# Transparent 429 Failover Strategy Plan

## Objective
Implement a transparent failover strategy for 429 (Too Many Requests) and other recoverable errors within the `RouteCodexHttpServer`. Instead of returning the error to the client and relying on client-side retries, the server should automatically switch to the next available provider and retry the request internally.

## Current Behavior
1. `executePipeline` runs the Hub Pipeline to select a provider.
2. It attempts to send the request via `handle.instance.processIncoming`.
3. If the provider returns a 429 error, the error is caught, reported via `emitProviderError`, and then re-thrown.
4. The Express error handler catches the re-thrown error and sends an error response to the client.
5. The Virtual Router updates its state (via `emitProviderError`), so the *next* client request is routed differently, but the *current* request fails.

## Proposed Strategy
Modify `executePipeline` in `src/server/runtime/http-server/index.ts` to implement an internal retry loop.

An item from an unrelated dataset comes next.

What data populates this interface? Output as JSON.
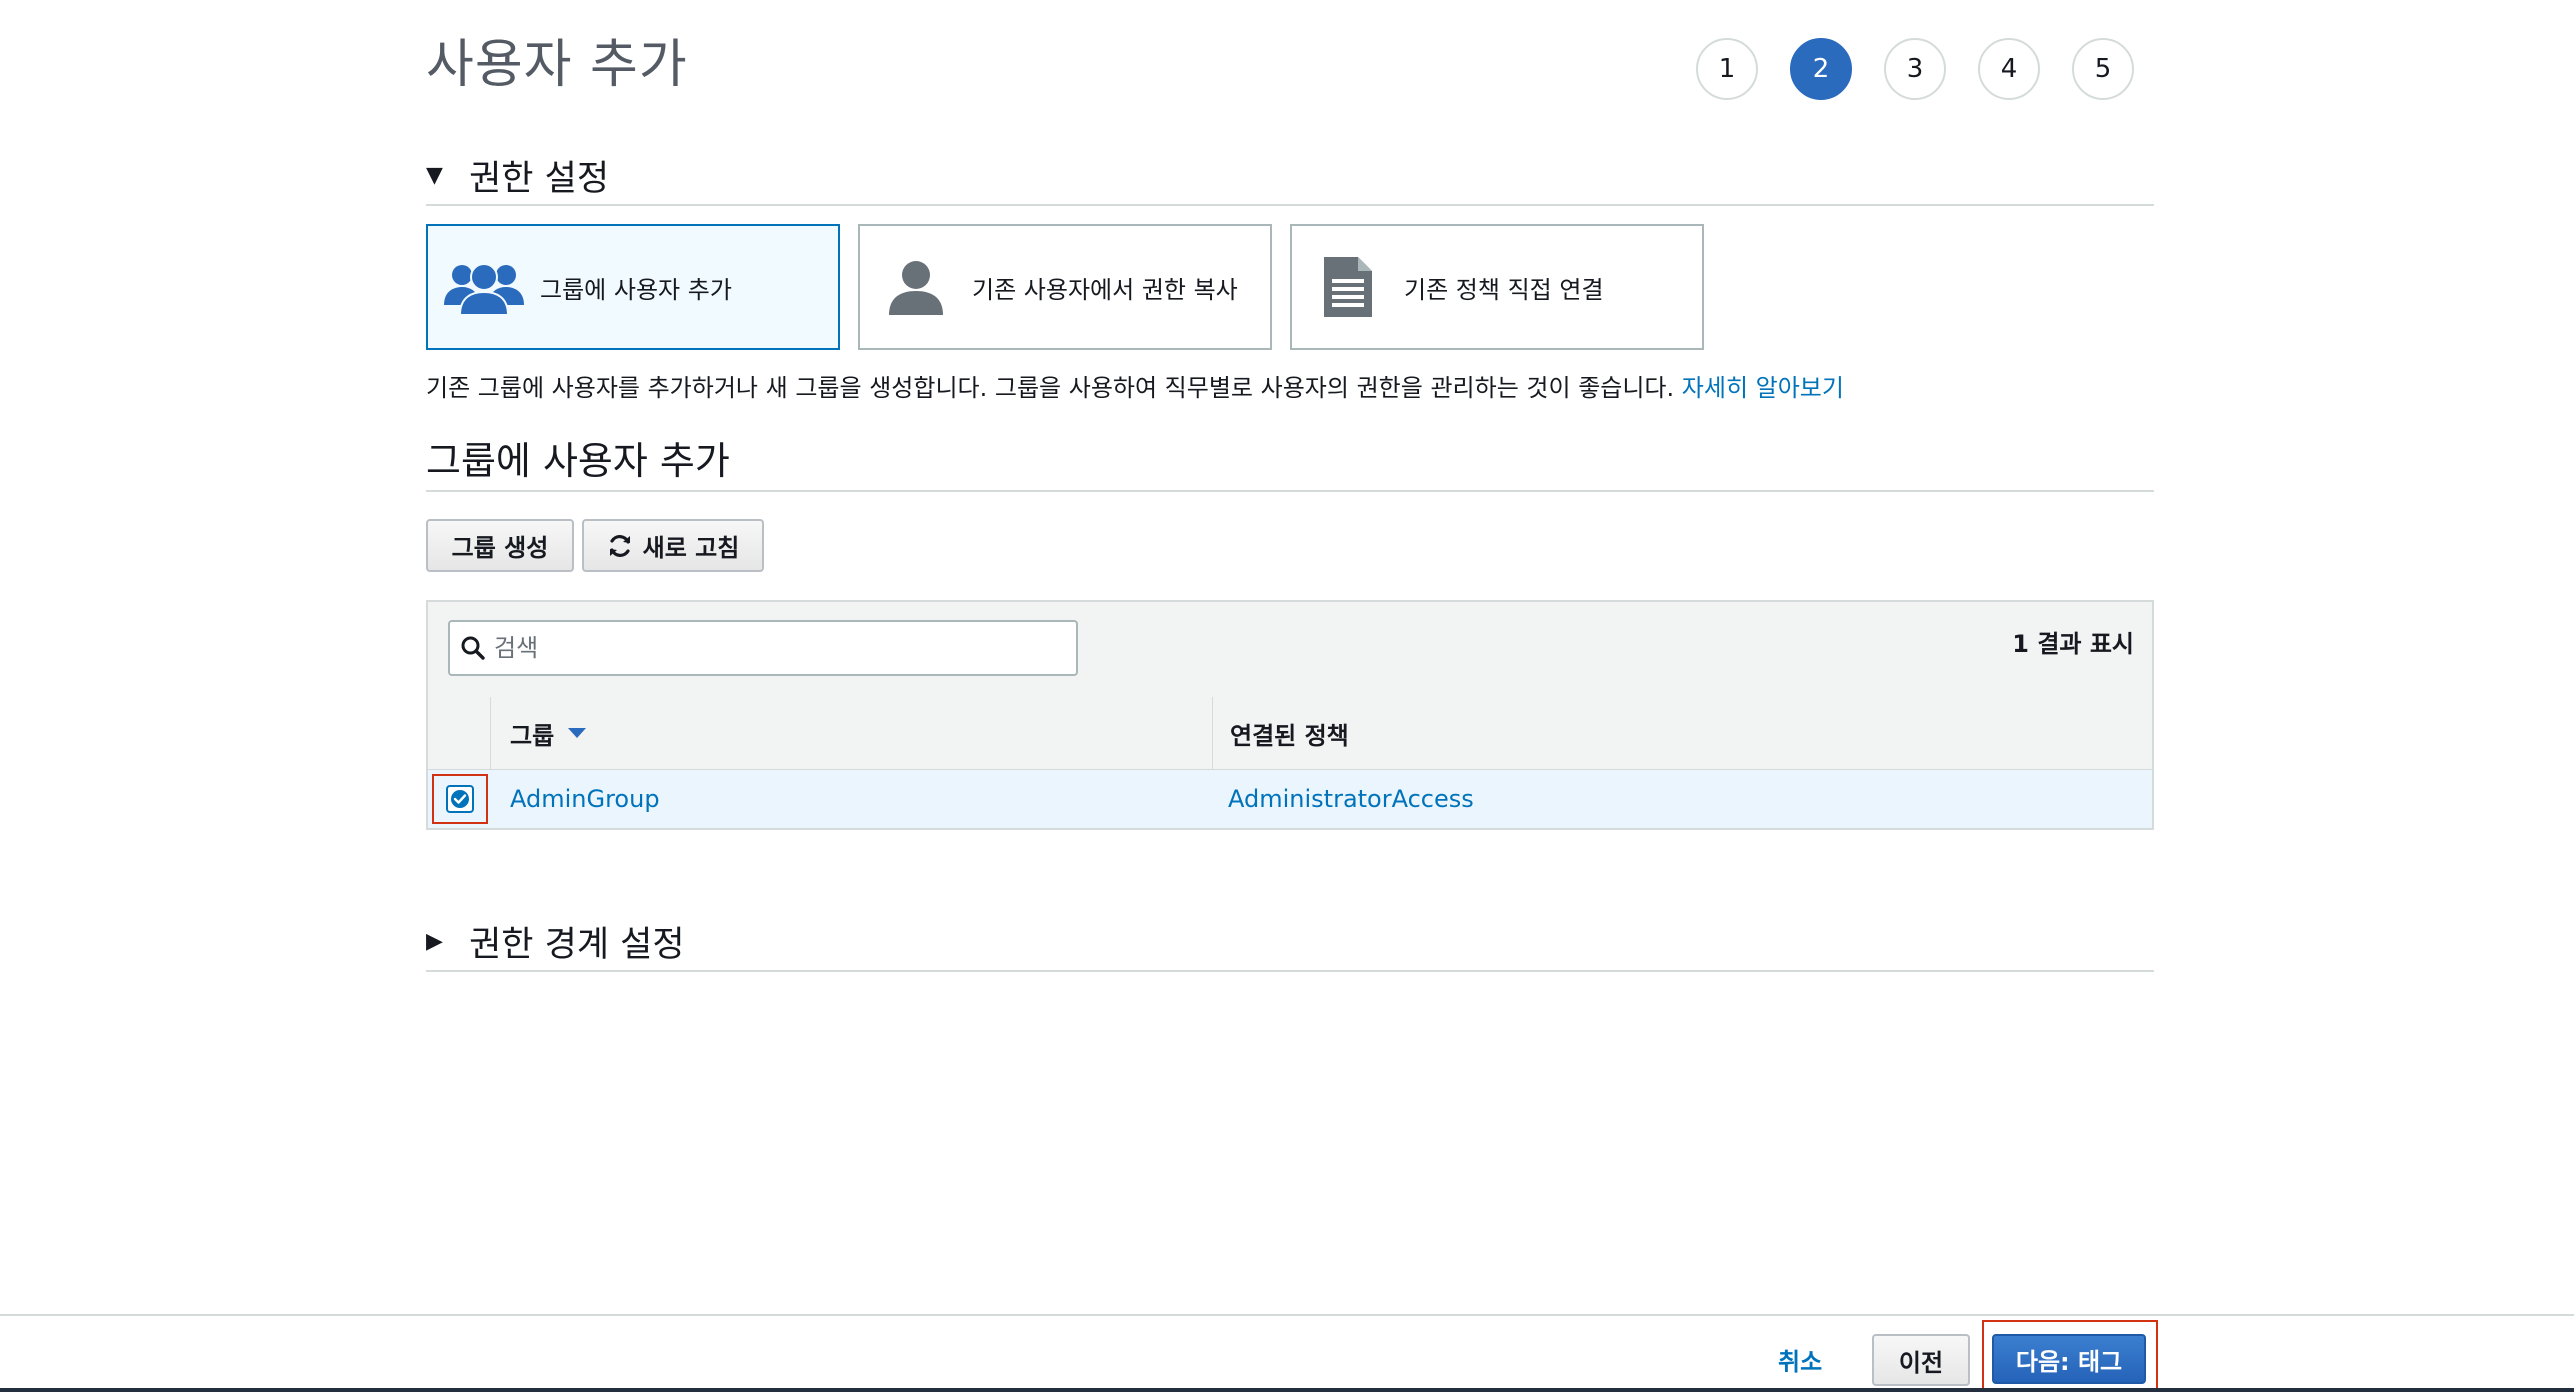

### implementation Details

#### 1. Retry Loop in `executePipeline`
Wrap the pipeline execution and provider sending logic in a loop that allows for a configurable number of retries (e.g., 3 attempts).

```typescript
// Conceptual Logic
let attempts = 0;
const maxAttempts = 3;
const excludedProviders = new Set<string>();

while (attempts < maxAttempts) {
  attempts++;
  try {
    // 1. Run Pipeline (Selection)
    // Pass excludedProviders to metadata to hint the router to avoid them
    // (Requires verification that HubPipeline respects 'excludedProviders' or 'blacklist' in metadata)
    const pipelineResult = await this.runHubPipeline(input, { 
      ...metadata,
      excludedProviders: Array.from(excludedProviders) 
    });

    // 2. Prepare Provider
    // ... (existing preparation logic) ...

    // 3. Send to Provider
    const response = await handle.instance.processIncoming(providerPayload);
    
    // Success - return response
    return convertedResponse;

  } catch (error) {
    // 4. Error Handling & Failover Decision
    const status = this.extractResponseStatus(error) || error.status;
    const isRateLimit = status === 429 || error.code === '429';

    // Verify if we should retry
    if (isRateLimit && attempts < maxAttempts) {
      // Log the internal failover
      this.logStage('provider.failover', input.requestId, { ... });
      
      // Report error to update Router health state
      emitProviderError({ ... });
      
      // Add current provider to exclusion list for next iteration
      if (target?.providerKey) {
        excludedProviders.add(target.providerKey);
      }
      
      // Continue to next loop iteration
      continue;
    }
    
    // If not retryable or exhausted, re-throw (existing behavior)
    throw error;
  }
}
```

#### 2. Metadata Handling
Ensure that `runHubPipeline` and the underlying `llmswitch-core` Hub Pipeline can accept an exclusion list. If direct support is missing, we rely on the `emitProviderError` call, which should update the Virtual Router's health state (marking the node as unhealthy/rate-limited). The subsequent `runHubPipeline` call should then naturally pick a different healthy provider.

#### 3. Circuit Breaking
The `emitProviderError` function already integrates with `providerErrorCenter`. We must ensure that 429 errors trigger a temporary "unhealthy" status in the router's load balancer so that the failing provider is skipped in the immediate retry.

### Risks & Mitigations
*   **Infinite Loops**: Strict `maxAttempts` counter prevents indefinite loops.
*   **Latency**: Retries add latency. We should ensure the `attempts` cap is low (e.g., 3) to fail fast if all providers are busy.
*   **State Propagation**: If `emitProviderError` is async or slow to update the Router state, the retry might pick the same provider. Passing `excludedProviders` in metadata is the robust fix, assuming Router support.

## Next Steps
1.  Verify if `HubPipeline.execute` supports `excludedProviders` or `blacklist` in input metadata.
2.  Implement the retry loop in `src/server/runtime/http-server/index.ts`.
3.  Test with a mock provider simulating 429s to verify failover behavior.